Meta's Fundamental AI Research (FAIR) team has announced the release of several new research artifacts and models aimed at advancing machine intelligence and supporting open science. The announcement, made on October 18, includes updates to existing models and the introduction of new technologies across various AI domains.
One of the highlights is the release of Meta Segment Anything Model 2.1 (SAM 2.1), an update to the popular image and video segmentation model.

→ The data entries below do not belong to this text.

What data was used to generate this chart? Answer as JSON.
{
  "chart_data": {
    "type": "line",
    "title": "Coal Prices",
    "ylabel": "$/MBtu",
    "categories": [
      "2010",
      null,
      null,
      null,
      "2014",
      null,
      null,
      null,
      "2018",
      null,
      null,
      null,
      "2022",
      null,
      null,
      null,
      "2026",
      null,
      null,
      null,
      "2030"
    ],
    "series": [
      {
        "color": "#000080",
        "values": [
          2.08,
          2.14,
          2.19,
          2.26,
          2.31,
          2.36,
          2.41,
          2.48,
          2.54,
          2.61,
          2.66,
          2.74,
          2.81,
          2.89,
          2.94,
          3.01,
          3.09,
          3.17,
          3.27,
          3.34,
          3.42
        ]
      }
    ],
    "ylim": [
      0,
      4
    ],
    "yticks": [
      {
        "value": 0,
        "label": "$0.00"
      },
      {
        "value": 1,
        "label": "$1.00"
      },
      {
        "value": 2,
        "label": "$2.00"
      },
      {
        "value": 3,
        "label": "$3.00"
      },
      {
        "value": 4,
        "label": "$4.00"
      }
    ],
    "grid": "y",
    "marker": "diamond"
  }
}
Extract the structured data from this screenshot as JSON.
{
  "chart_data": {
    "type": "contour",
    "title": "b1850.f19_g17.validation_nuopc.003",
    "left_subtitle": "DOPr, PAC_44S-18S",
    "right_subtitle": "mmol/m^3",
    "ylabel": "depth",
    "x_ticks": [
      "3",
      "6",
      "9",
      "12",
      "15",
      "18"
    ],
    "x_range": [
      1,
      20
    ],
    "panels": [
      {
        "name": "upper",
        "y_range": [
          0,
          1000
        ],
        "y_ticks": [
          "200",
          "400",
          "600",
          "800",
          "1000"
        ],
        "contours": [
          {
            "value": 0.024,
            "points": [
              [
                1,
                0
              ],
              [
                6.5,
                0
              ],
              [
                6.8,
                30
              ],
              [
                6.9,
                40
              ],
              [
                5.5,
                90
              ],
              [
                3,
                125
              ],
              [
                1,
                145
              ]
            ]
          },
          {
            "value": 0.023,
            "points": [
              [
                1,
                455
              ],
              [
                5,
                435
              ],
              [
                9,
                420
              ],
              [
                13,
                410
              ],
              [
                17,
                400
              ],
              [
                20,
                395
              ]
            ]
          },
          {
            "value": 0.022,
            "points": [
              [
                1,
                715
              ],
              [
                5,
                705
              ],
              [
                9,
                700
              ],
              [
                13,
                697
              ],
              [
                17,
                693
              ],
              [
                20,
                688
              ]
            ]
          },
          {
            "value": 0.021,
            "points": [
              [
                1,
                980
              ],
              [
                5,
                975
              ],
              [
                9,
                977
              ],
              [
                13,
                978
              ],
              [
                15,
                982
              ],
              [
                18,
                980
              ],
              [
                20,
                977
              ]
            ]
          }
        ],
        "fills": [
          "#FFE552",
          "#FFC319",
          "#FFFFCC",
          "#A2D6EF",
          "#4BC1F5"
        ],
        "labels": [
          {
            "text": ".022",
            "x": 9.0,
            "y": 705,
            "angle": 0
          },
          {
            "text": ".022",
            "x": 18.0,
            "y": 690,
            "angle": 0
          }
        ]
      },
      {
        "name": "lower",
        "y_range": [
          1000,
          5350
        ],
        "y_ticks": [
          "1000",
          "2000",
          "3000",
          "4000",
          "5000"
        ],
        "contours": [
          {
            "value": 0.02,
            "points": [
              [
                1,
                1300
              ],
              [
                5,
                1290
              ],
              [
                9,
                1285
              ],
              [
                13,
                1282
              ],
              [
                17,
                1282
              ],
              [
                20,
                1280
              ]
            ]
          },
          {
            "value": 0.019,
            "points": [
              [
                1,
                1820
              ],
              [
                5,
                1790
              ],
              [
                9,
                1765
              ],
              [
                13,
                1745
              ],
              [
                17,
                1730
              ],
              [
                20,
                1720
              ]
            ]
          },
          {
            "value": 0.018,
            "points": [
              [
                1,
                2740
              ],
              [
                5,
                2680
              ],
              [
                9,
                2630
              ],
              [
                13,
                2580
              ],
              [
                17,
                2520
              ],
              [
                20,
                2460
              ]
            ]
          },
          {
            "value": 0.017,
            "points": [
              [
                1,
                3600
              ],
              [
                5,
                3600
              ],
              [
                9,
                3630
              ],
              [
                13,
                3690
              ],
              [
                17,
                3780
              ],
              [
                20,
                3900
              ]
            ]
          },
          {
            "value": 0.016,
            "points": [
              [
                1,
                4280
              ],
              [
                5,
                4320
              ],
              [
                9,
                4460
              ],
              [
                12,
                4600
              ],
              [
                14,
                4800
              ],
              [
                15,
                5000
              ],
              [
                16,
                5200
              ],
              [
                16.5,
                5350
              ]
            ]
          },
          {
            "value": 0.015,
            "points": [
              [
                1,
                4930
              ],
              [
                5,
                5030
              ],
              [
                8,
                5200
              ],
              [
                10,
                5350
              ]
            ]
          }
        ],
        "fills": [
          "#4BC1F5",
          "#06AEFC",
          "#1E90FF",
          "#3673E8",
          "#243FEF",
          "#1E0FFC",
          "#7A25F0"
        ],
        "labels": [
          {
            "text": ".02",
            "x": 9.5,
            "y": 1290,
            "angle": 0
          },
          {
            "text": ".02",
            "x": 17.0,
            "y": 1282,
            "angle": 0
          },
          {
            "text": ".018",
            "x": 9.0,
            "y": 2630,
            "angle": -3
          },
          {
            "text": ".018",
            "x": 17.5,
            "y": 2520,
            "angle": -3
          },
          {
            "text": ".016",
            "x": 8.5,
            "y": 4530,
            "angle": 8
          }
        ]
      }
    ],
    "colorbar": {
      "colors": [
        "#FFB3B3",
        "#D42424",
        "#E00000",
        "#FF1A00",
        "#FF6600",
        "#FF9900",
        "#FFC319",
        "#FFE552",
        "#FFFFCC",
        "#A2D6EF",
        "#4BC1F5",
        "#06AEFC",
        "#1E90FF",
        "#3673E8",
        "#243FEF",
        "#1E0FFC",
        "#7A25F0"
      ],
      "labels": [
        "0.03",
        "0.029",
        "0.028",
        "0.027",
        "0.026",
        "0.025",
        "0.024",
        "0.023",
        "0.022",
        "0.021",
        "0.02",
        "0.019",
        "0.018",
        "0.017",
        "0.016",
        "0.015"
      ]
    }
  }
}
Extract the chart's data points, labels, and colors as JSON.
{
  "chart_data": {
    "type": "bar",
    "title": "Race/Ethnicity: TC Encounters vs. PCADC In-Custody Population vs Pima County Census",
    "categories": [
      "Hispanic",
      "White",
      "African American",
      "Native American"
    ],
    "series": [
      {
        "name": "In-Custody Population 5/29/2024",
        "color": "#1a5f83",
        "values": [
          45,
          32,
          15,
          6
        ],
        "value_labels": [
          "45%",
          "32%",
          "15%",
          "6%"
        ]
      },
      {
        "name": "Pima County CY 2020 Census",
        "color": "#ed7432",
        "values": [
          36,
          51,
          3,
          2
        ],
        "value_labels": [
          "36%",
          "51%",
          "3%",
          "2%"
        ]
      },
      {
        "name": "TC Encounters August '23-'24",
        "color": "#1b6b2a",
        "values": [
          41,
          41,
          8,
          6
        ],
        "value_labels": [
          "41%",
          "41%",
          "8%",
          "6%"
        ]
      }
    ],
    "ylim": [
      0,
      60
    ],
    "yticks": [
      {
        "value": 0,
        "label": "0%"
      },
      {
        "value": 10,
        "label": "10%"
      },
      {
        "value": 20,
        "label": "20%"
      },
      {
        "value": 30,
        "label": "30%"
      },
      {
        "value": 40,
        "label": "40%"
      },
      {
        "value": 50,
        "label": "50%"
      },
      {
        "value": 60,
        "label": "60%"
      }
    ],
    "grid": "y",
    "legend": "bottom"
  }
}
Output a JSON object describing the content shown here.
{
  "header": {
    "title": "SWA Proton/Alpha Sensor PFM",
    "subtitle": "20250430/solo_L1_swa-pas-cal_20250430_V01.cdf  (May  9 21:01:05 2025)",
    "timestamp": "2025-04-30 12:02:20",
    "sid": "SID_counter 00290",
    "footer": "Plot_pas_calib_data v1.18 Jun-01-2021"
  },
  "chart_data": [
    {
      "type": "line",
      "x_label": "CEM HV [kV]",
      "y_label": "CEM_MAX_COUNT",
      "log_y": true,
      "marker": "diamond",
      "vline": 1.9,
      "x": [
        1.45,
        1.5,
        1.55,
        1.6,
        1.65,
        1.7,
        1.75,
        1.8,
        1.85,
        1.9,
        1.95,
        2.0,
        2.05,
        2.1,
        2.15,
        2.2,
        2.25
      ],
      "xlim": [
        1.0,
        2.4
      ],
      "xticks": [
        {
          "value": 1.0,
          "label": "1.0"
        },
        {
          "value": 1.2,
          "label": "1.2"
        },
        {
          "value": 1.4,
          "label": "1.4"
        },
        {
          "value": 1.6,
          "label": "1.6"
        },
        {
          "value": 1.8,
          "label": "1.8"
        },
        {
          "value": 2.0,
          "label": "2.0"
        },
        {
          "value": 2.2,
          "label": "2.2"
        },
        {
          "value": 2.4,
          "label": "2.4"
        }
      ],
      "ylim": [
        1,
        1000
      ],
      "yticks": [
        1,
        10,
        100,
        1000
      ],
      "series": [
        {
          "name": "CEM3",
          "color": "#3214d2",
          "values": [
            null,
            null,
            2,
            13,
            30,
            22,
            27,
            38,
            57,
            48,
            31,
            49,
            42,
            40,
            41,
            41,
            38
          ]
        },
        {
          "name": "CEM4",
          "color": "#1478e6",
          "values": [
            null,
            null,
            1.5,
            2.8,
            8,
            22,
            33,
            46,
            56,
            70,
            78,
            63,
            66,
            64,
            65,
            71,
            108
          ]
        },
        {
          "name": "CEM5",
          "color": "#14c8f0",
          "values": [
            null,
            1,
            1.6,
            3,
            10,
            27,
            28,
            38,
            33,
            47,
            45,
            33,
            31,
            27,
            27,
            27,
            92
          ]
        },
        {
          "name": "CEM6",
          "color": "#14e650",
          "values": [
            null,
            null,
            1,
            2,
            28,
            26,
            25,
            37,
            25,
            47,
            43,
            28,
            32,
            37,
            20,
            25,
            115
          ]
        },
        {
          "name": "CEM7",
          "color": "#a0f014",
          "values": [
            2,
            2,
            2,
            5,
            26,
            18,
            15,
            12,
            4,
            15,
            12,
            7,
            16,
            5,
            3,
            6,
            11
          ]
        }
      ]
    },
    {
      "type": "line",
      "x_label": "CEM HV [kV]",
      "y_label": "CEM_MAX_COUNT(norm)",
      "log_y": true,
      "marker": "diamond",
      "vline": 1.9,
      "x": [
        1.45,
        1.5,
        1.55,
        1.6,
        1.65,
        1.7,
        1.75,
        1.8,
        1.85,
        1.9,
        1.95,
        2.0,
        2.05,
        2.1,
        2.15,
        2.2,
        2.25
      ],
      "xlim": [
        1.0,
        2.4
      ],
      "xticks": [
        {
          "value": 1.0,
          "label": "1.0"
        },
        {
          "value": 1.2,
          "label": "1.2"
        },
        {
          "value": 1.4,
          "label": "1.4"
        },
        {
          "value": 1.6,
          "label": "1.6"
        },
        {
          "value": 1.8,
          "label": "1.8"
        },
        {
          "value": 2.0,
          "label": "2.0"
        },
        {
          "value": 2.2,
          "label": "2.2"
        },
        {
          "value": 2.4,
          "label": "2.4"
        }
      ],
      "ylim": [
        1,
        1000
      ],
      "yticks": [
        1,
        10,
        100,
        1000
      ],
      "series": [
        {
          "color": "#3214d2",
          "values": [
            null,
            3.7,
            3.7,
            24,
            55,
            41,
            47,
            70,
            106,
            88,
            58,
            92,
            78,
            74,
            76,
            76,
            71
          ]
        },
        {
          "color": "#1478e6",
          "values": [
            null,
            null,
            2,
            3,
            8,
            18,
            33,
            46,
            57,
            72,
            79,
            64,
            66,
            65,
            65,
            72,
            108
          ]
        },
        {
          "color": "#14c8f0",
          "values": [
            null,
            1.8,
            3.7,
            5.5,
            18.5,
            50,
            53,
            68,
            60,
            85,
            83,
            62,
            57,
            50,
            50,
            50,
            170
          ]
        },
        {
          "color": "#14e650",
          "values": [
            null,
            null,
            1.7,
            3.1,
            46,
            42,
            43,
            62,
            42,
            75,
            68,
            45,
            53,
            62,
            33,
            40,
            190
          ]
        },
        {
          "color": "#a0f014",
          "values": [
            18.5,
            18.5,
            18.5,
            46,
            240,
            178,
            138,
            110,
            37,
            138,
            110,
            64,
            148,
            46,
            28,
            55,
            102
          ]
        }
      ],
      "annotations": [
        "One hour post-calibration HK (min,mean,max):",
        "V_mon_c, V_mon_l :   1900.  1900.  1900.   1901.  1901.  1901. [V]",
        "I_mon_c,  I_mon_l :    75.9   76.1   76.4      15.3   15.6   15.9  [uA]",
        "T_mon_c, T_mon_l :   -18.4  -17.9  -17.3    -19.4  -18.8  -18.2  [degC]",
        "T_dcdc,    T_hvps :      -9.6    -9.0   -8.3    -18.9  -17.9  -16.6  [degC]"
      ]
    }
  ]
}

SAM 2.1 boasts improved performance, particularly in handling visually similar and small objects, as well as enhanced occlusion handling. The release includes a new developer suite with training code and web demo components, facilitating easier adoption and customisation by the AI community.
Meta FAIR has also introduced Spirit LM, an open-source multimodal language model that integrates speech and text. This model aims to address limitations in current text-to-speech pipelines by preserving expressive aspects of speech. Two versions have been developed: Spirit LM Base, which uses phonetic tokens, and Spirit LM Expressive, which incorporates pitch and style tokens to capture tonal information.
In an effort to enhance large language model (LLM) efficiency, Meta has released Layer Skip, a solution that accelerates LLM generation times without specialised hardware. The release includes inference code and fine-tuned checkpoints for models such as Llama 3, Llama 2, and Code Llama, offering up to 1.7x performance boost.
The research team has also shared SALSA, a code package enabling researchers to benchmark AI-based attacks on post-quantum cryptography standards. This work aims to validate the security of future cryptographic systems against potential machine learning-based vulnerabilities.
Other releases include:
- Meta Lingua: A lightweight codebase for efficient language model training at scale.
- Meta Open Materials 2024: A dataset and models to accelerate inorganic materials discovery.
- MEXMA: A novel pre-trained cross-lingual sentence encoder covering 80 languages.
- Self-Taught Evaluator: A method for generating synthetic preference data to train reward models without human annotations.
Mark Zuckerberg, in a recent open letter cited in the announcement, emphasised the potential of open-source AI to "increase human productivity, creativity, and quality of life" while advancing economic growth and scientific research.